Some Santa Barbara County residents caught a rare glimpse of a U-2 spy plane last month.
Observers said the aircraft made a gear-down, low-approach flight at the Santa Barbara Airport.
“The reason for the U-2 flying in the area was for a training sortie,” said Kathryn Miller, a spokeswoman for Beale Air Force Base near Marysville in Yuba City.
Even before the official word, that’s what aviation experts, including Chris Kunkle of the Santa Maria-based Central Coast Jet Center, figured as the reason for the flight. He added that the pilots often train in the area while flying T-38s.
Their training often includes various flight profiles — differing heights and lengths — so pilots can hone their skills and remain qualified to fly the aircraft, Kunkle said.
Whatever the reason, the rare chance to see the spy plane fly was welcomed even by those who spend their time around airports.

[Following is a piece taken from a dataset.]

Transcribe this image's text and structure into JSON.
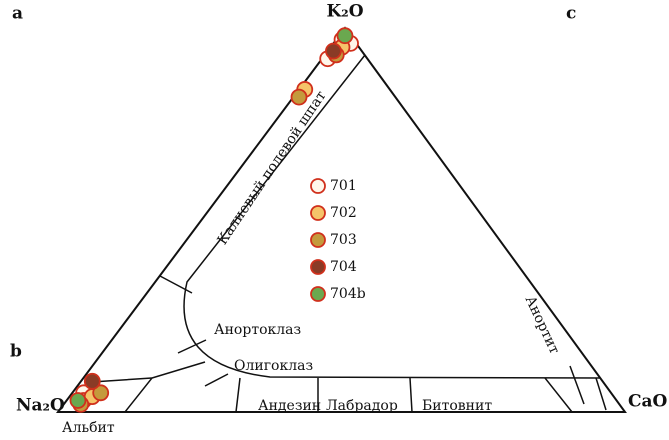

“I thought it was pretty cool,” said Chris Hastert, general manager of the Santa Maria Public Airport.
He saw the end of the flight and then tracked it as it traveled south to Santa Barbara.
The U-2 spy plane is a high-altitude, all-weather surveillance and reconnaissance aircraft, according to an Air Force fact sheet.
The single-seat, single-engine, high-altitude/near space aircraft can collect various types of intelligence, surveillance and reconnaissance.
Its long and narrow wings — the wingspan stretches 105 feet — give the U-2 glider-like characteristics.
The plane is built by Lockheed Martin’s Skunk Works and has unique capabilities and characteristics, including a unique land gear and requirements, according to the Air Force.
Many of those reasons have led to the U-2 spy plane being designated with the title as the most difficult aircraft to fly.
The fleet boasts more than 30 aircraft, including two-seat trainers plus NASA’s two ER-2s, a variant of U-2 used as flying laboratories by the space agency.